Lembaga pemeringkat asal Amerika Serikat ini baru saja membuat langkah yang langsung dibaca sebagai sinyal kehati-hatian oleh investor global..
Stabilitas politik. Di samping itu, kebijakan – apakah arah pemerintahan konsisten dan kredibel juga perlu diperhatikan..
Fitch menaikkan peringkat Indonesia menjadi BBB- pada 15 Desember 2011 dengan outlook stable, yang menandai kembalinya Indonesia ke kategori layak investasi versi Fitch untuk pertama kalinya sejak krisis 1998..
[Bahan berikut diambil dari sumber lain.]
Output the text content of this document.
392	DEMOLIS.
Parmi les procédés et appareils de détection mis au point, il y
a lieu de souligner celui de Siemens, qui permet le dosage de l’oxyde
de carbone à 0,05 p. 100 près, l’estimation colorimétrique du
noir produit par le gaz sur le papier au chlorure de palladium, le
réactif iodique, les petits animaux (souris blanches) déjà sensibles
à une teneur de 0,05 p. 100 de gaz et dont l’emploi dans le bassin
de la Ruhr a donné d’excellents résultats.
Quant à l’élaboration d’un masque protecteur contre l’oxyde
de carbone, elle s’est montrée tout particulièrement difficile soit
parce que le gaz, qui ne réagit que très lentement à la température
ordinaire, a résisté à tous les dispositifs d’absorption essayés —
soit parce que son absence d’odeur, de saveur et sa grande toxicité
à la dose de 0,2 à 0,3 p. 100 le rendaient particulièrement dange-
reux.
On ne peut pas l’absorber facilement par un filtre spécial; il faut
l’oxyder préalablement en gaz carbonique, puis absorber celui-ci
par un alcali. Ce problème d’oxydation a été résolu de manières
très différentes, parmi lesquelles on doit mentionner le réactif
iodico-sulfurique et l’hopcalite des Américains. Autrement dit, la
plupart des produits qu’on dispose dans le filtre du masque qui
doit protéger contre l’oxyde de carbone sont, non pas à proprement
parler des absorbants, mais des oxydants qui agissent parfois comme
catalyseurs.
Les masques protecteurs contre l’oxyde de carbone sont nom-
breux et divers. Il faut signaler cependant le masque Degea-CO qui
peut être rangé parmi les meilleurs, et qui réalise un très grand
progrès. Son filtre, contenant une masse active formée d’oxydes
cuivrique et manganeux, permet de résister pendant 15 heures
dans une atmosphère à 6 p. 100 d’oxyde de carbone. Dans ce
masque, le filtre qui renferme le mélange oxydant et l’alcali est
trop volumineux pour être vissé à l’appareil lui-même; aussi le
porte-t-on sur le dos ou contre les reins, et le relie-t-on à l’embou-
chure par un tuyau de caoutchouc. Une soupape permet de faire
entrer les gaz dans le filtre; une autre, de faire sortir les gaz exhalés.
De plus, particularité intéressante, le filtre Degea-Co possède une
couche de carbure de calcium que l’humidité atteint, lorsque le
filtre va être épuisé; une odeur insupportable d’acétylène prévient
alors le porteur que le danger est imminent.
Prospek pertumbuhan ke depan – apakah ekonomi punya bensin untuk terus melaju.
Outlook stabil umumnya berarti faktor penopang peringkat dinilai masih terjaga..
Di tengah agenda ekonomi tersebut, sentimen pasar global masih menyorot posisi Indonesia di mata lembaga pemeringkat kredit dunia.
Kesehatan fiskal – apakah APBN cukup kuat menahan tekanan belanja. Tak hanya itu, defisit turut berperan penting..
Rating adalah nilai huruf yang menggambarkan kualitas kredit saat ini.
Selain Fitch, lembaga lain yang baru saja menjadi perhatian pasar adalah Moody’s.
Ada pula instrumen yang berstatus not rated, yakni belum dinilai atau tidak meminta pemeringkatan, sehingga berdampak pada investor perlu mengandalkan analisis risiko mereka sendiri…
Perkembangan terkait Ini 3 Raksasa Rating Global Bikin Dunia Gemetar: SdanP, Moody’s dan Fitch akan terus dipantau mengingat dampaknya terhadap kondisi ekonomi dan pasar secara keseluruhan.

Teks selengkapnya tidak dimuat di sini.